Friday, September 14, 2007

In A Nutshell

This is an excerpt from an AP report on the impact of Bush's policy on Iraqi politicians:

BAGHDAD (AP) — The debate in Washington over troop numbers is intense. But in Baghdad, there's been little sense of alarm or urgency among the Iraqi politicians who would have the most to lose if the United States decides to begin a major pull back.

Both Sunni and Shiite leaders have been largely convinced for weeks that President Bush would press to keep forces in Iraq until he turns the White House over to a successor.

That has set up one of the grand ironies of the troop build-up that began early this year.

Washington threw more personnel and firepower into Iraq to give the Iraqi leadership more room to settle disputes and adopt U.S.-backed reforms.

But the signals this week of just modest troop withdrawals ahead — perhaps back to pre-surge levels of about 130,000 — mean the Shiite-led government feels little pressure to accelerate work toward true political reconciliation.

Instead, they are focusing their energy on shoring up their positions: outflanking political challengers, leaning on more-radical Shiite factions to behave and flirting with Sunni sheiks to build personal alliances.
This seems about right. Think about it. What is the constituency for a withdrawal? I submit there isn't much of one. A very few leaders in Iraq can use the extra time to siphon off more money while continuing to position themselves for an inevitable American withdrawal.

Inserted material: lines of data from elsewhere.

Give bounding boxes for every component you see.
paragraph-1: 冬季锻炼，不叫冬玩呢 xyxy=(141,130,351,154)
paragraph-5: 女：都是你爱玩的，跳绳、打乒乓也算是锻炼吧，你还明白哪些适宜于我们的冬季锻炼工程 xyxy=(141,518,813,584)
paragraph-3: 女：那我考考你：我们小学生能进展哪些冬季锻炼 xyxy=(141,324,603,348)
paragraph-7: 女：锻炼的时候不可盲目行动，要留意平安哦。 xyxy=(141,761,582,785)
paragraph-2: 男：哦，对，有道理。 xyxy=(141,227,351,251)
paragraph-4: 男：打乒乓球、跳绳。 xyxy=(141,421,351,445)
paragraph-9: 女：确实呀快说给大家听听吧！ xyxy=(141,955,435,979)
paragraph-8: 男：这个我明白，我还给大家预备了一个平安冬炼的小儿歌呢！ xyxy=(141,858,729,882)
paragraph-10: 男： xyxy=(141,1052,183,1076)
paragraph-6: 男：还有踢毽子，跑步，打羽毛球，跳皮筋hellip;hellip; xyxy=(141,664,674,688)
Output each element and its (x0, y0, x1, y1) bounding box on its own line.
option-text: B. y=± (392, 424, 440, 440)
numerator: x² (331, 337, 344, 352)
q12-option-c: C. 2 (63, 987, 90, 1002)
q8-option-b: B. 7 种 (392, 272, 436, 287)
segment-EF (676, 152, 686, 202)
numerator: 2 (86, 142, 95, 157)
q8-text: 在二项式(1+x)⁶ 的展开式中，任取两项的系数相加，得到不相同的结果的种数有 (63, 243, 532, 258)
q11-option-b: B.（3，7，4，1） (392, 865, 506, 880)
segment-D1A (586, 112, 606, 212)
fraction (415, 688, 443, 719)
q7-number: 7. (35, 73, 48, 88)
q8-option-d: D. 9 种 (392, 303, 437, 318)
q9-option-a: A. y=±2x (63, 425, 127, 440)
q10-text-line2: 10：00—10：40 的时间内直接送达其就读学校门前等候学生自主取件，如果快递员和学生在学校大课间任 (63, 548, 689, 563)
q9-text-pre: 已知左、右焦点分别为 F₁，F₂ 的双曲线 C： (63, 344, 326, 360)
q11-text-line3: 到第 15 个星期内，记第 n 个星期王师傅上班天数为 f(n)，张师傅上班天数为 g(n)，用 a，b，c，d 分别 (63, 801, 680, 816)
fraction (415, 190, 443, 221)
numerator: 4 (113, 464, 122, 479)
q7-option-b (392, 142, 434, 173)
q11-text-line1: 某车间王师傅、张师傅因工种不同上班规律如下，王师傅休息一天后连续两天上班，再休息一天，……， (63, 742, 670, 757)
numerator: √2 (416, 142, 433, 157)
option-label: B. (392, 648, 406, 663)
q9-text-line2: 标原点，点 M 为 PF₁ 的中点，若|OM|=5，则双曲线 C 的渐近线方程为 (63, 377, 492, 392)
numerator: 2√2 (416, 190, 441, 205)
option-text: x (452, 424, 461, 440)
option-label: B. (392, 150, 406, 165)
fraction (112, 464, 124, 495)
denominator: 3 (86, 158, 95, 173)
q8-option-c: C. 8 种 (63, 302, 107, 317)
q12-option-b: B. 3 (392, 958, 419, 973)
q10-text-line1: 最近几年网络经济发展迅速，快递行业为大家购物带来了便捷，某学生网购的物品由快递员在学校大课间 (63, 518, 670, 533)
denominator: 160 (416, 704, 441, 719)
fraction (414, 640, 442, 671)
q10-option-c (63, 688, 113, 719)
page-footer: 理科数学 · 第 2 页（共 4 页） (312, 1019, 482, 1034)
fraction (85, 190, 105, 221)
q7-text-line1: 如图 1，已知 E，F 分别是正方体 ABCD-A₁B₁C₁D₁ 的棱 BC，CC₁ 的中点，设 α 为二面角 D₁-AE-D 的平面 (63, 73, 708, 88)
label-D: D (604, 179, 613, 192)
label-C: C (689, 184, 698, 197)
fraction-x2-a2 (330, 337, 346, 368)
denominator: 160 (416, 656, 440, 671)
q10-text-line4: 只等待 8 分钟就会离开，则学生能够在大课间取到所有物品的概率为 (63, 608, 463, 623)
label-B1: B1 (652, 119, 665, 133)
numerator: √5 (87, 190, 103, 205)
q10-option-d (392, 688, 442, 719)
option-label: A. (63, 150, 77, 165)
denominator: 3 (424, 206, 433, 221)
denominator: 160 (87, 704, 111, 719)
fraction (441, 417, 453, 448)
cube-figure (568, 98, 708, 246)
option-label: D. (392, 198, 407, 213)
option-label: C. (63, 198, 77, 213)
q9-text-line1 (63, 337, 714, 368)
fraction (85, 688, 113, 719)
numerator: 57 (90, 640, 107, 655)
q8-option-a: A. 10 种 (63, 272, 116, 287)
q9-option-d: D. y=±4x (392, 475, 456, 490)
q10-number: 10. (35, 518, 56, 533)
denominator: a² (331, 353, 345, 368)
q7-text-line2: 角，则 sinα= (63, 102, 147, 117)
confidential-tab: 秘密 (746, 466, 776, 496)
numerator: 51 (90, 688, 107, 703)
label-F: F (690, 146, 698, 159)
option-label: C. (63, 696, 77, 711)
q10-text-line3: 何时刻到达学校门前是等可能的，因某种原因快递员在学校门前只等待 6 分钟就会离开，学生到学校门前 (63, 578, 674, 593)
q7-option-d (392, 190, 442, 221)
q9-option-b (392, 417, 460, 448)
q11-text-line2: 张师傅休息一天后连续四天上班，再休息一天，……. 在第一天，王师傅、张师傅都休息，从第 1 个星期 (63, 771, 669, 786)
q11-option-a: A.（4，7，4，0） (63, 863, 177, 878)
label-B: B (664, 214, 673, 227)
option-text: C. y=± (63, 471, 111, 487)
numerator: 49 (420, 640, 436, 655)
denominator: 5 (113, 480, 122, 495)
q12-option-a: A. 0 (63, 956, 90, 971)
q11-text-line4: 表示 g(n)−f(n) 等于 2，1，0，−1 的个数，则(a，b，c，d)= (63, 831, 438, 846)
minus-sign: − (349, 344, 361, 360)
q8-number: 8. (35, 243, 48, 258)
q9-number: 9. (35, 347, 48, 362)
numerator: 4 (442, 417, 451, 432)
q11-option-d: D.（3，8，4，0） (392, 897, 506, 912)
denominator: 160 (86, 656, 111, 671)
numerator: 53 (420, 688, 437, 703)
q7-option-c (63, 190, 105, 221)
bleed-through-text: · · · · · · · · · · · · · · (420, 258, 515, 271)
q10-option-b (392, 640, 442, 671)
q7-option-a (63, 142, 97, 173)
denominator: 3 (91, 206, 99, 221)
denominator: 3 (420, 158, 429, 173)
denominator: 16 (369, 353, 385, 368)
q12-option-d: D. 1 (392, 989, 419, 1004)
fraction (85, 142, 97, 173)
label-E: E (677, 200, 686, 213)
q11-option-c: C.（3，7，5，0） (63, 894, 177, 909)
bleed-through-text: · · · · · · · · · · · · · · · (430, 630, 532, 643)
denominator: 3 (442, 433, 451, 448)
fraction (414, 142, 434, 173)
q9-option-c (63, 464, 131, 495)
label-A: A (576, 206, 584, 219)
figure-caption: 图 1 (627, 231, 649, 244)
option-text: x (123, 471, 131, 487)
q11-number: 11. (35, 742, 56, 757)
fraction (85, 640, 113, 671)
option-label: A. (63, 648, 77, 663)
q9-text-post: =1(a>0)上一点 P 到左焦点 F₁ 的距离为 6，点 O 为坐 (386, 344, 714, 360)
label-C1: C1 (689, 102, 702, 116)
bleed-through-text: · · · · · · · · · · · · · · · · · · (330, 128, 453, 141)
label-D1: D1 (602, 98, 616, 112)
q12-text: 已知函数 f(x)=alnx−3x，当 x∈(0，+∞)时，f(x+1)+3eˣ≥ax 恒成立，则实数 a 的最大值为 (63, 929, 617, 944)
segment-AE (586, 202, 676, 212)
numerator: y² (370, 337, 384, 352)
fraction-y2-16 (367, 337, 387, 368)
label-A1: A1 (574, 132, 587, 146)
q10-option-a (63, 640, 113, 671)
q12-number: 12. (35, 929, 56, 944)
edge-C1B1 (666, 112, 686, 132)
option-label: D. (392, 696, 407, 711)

In a larger context, the Sunni's can use a continued presence to recruit, train and equip fighters for a coming battle for power. They have the leadership history, the technology and the command/control abilities. Shiites can use a continued presence to also recruit, train and equip using the Americans as their posters for recruitment. Shiites have less of the technology to fight, but they have the numbers. Internationally, our enemies love seeing us bogged down in Iraq. It takes the heat off them.

Put in this context, there really isn't much of an Iraqi constituency for a withdrawal. The majority of American voters want a withdrawal, but they are apathetic enough to allow our own leadership to continue to bathe their ego's in denial. Thus, the war continues and the people continue to die for nothing but the fact that people powerful enough to stop it simply don't.